The International Olympic Committee is uncertain whether Actovegin enhances performance and has asked for further study to determine if it should be prohibited, IOC medical director Patrick Schamasch said Tuesday.
The IOC medical commission will rule in April, he said.
"It's still in a gray area," Schamasch told The Associated Press by telephone. "For the moment, if we want to go by a very strict definition, it may be banned.
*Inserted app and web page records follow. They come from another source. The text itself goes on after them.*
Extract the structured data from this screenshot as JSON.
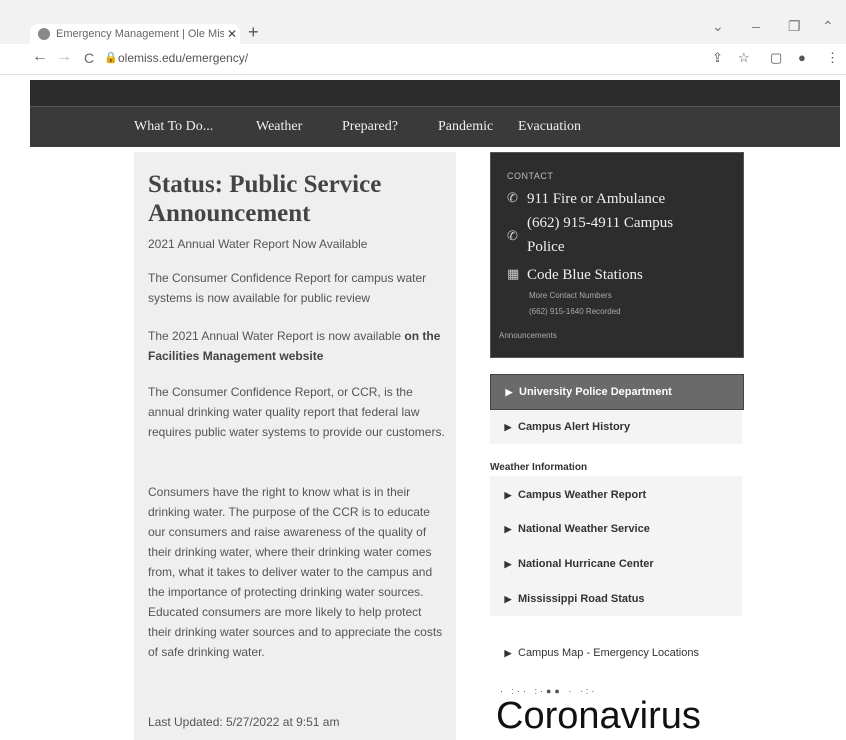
{
  "browser": {
    "tab_title": "Emergency Management | Ole Miss",
    "tab_close": "✕",
    "new_tab": "+",
    "url": "olemiss.edu/emergency/",
    "back": "←",
    "forward": "→",
    "reload": "C"
  },
  "nav": {
    "items": [
      "What To Do...",
      "Weather",
      "Prepared?",
      "Pandemic",
      "Evacuation"
    ]
  },
  "main": {
    "title": "Status: Public Service Announcement",
    "p1": "2021 Annual Water Report Now Available",
    "p2": "The Consumer Confidence Report for campus water systems is now available for public review",
    "p3_prefix": "The 2021 Annual Water Report is now available ",
    "p3_link": "on the Facilities Management website",
    "p4": "The Consumer Confidence Report, or CCR, is the annual drinking water quality report that federal law requires public water systems to provide our customers.",
    "p5": "Consumers have the right to know what is in their drinking water. The purpose of the CCR is to educate our consumers and raise awareness of the quality of their drinking water, where their drinking water comes from, what it takes to deliver water to the campus and the importance of protecting drinking water sources. Educated consumers are more likely to help protect their drinking water sources and to appreciate the costs of safe drinking water.",
    "updated": "Last Updated: 5/27/2022 at 9:51 am"
  },
  "contact": {
    "label": "CONTACT",
    "fire": "911 Fire or Ambulance",
    "police_num": "(662) 915-4911 Campus",
    "police_word": "Police",
    "blue": "Code Blue Stations",
    "more": "More Contact Numbers",
    "recorded": "(662) 915-1640 Recorded",
    "announcements": "Announcements"
  },
  "links": {
    "upd": "University Police Department",
    "alert": "Campus Alert History",
    "weather_label": "Weather Information",
    "weather": [
      "Campus Weather Report",
      "National Weather Service",
      "National Hurricane Center",
      "Mississippi Road Status"
    ],
    "map": "Campus Map - Emergency Locations"
  },
  "banner": {
    "corona": "Coronavirus"
  }
}
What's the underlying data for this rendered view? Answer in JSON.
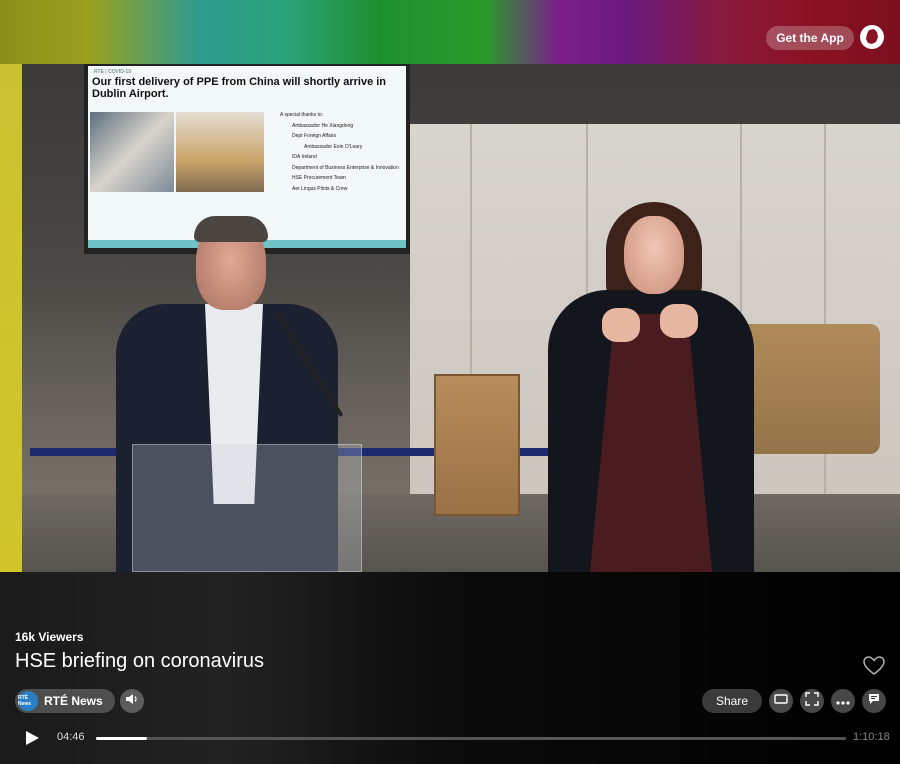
{
  "header": {
    "get_app_label": "Get the App",
    "logo_icon": "ireland-icon"
  },
  "slide": {
    "header_text": "RTE | COVID-19",
    "title": "Our first delivery of PPE from China will shortly arrive in Dublin Airport.",
    "thanks_heading": "A special thanks to:",
    "thanks": [
      "Ambassador He Xiangdong",
      "Dept Foreign Affairs",
      "Ambassador Eoin O'Leary",
      "IDA Ireland",
      "Department of Business Enterprise & Innovation",
      "HSE Procurement Team",
      "Aer Lingus Pilots & Crew"
    ]
  },
  "stream": {
    "viewers": "16k Viewers",
    "title": "HSE briefing on coronavirus",
    "channel_name": "RTÉ News",
    "channel_logo_text": "RTÉ News",
    "share_label": "Share"
  },
  "player": {
    "current_time": "04:46",
    "total_time": "1:10:18",
    "progress": 0.068
  },
  "icons": {
    "volume": "volume-icon",
    "heart": "heart-icon",
    "theater": "theater-mode-icon",
    "fullscreen": "fullscreen-icon",
    "more": "more-options-icon",
    "chat": "chat-icon",
    "play": "play-icon"
  }
}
But we don't want to accuse anyone without having more information."
The IOC announced in December that Actovegin, an extract of calf's blood, was banned under the classification of blood-doping agents.
But the IOC, at an executive board meeting last week in Dakar, Senegal, softened its stance.
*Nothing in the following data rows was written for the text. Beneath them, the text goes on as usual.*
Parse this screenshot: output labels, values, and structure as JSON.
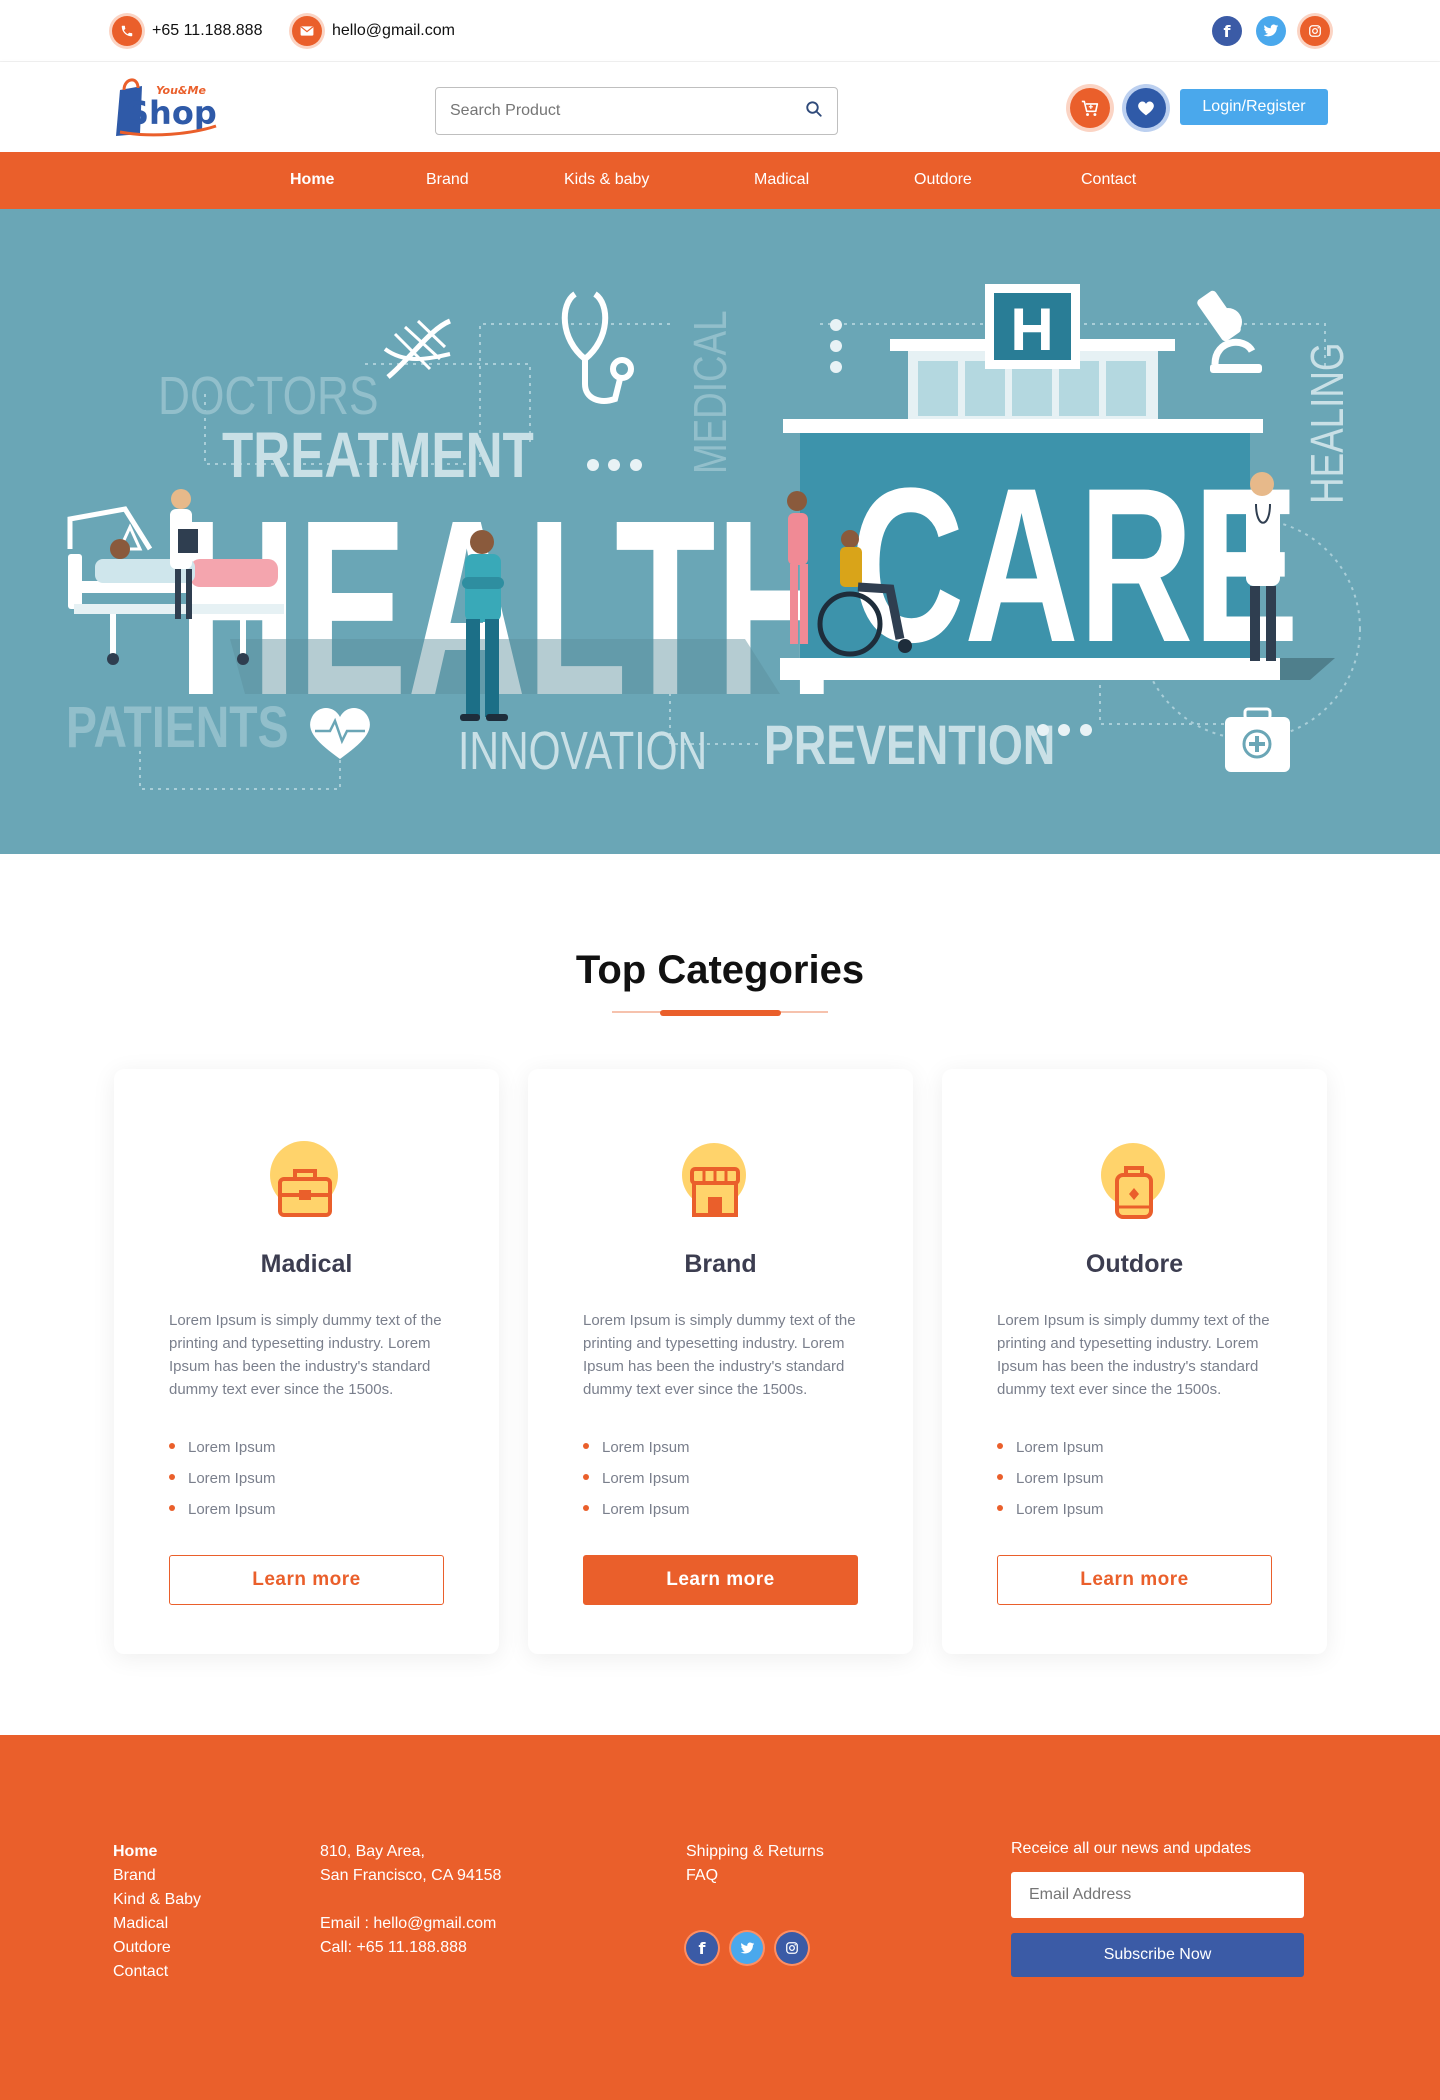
{
  "topbar": {
    "phone": "+65 11.188.888",
    "email": "hello@gmail.com",
    "socials": [
      {
        "icon": "facebook-icon",
        "glyph": "f",
        "color": "#3b5ba6"
      },
      {
        "icon": "twitter-icon",
        "glyph": "t",
        "color": "#4aa8ec"
      },
      {
        "icon": "instagram-icon",
        "glyph": "◎",
        "color": "#ea5f2b"
      }
    ]
  },
  "header": {
    "logo_small": "You&Me",
    "logo_main": "Shop",
    "search_placeholder": "Search Product",
    "login_label": "Login/Register"
  },
  "nav": {
    "items": [
      "Home",
      "Brand",
      "Kids & baby",
      "Madical",
      "Outdore",
      "Contact"
    ],
    "active": "Home"
  },
  "hero": {
    "words": {
      "doctors": "DOCTORS",
      "treatment": "TREATMENT",
      "medical": "MEDICAL",
      "health": "HEALTH",
      "care": "CARE",
      "healing": "HEALING",
      "patients": "PATIENTS",
      "innovation": "INNOVATION",
      "prevention": "PREVENTION",
      "h": "H"
    }
  },
  "categories": {
    "title": "Top Categories",
    "cards": [
      {
        "icon": "briefcase-icon",
        "title": "Madical",
        "text": "Lorem Ipsum is simply dummy text of the printing and typesetting industry. Lorem Ipsum has been the industry's standard dummy text ever since the 1500s.",
        "bullets": [
          "Lorem Ipsum",
          "Lorem Ipsum",
          "Lorem Ipsum"
        ],
        "button": "Learn more"
      },
      {
        "icon": "store-icon",
        "title": "Brand",
        "text": "Lorem Ipsum is simply dummy text of the printing and typesetting industry. Lorem Ipsum has been the industry's standard dummy text ever since the 1500s.",
        "bullets": [
          "Lorem Ipsum",
          "Lorem Ipsum",
          "Lorem Ipsum"
        ],
        "button": "Learn more"
      },
      {
        "icon": "backpack-icon",
        "title": "Outdore",
        "text": "Lorem Ipsum is simply dummy text of the printing and typesetting industry. Lorem Ipsum has been the industry's standard dummy text ever since the 1500s.",
        "bullets": [
          "Lorem Ipsum",
          "Lorem Ipsum",
          "Lorem Ipsum"
        ],
        "button": "Learn more"
      }
    ]
  },
  "footer": {
    "links": [
      "Home",
      "Brand",
      "Kind & Baby",
      "Madical",
      "Outdore",
      "Contact"
    ],
    "address_line1": "810, Bay Area,",
    "address_line2": "San Francisco, CA 94158",
    "email_line": "Email : hello@gmail.com",
    "call_line": "Call: +65 11.188.888",
    "info_links": [
      "Shipping & Returns",
      "FAQ"
    ],
    "newsletter_label": "Receice all our news and updates",
    "email_placeholder": "Email Address",
    "subscribe_label": "Subscribe Now"
  },
  "colors": {
    "accent": "#ea5f2b",
    "hero_bg": "#6aa6b6",
    "login": "#4aa8ec",
    "subscribe": "#3b5ba6"
  }
}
Actovegin came to international attention late last year when French judicial authorities opened an investigation into whether the U.S. Postal Service team of Lance Armstrong used banned drugs during the 2000 race. Armstrong, who came back from testicular cancer, won the tour for the second straight year.
Paris prosecutors began the investigation after receiving an anonymous letter saying suspicious behavior had been detected the tour. A TV crew noticed two men dumping plastic bags that contained compresses, packaging from foreign products and medicine, including Actovegin.
Actovegin is manufactured by the Norwegian company Nycomed. The substance has been suspected of improving the circulation of oxygen in the blood in a manner similar to the banned drug EPO, or erythropoietin.
But Schamasch said Tuesday that Actovegin apparently does not transport oxygen.
"The explanation of the manufacturers is very vague," he said. "We have asked for more investigation to find out why athletes are taking a product which cannot transport oxygen, to find out if it has any other special effect."
The IOC said a number of teams brought Actovegin with them to last year's Sydney Olympics, thus raising suspicions that the product could be used for unethical reasons.
The IOC is working with the world governing body of cycling to make a definitive ruling on Actovegin. "According to the IOC medical code, we are entitled to ban a product either if it is performance enhancing and/or harmful to the health of the athletes," Schamasch said.
Armstrong and the U.S. Postal Service team have repeatedly denied using banned drugs.
U.S. Postal said its team doctor had been authorized by the French medical control board to bring Actovegin into the country for the race.
The doctor said the drug was on hand for treating severe skin abrasions caused by crashes, and for use by a staff member with diabetes. None of the team's nine riders used Actovegin, the team said.
French police have asked cycling's governing body for access to blood samples taken from Armstrong and other team members during the race. U.S. Postal Service has approved the testing.
French investigators are also analyzing frozen urine samples taken from the riders.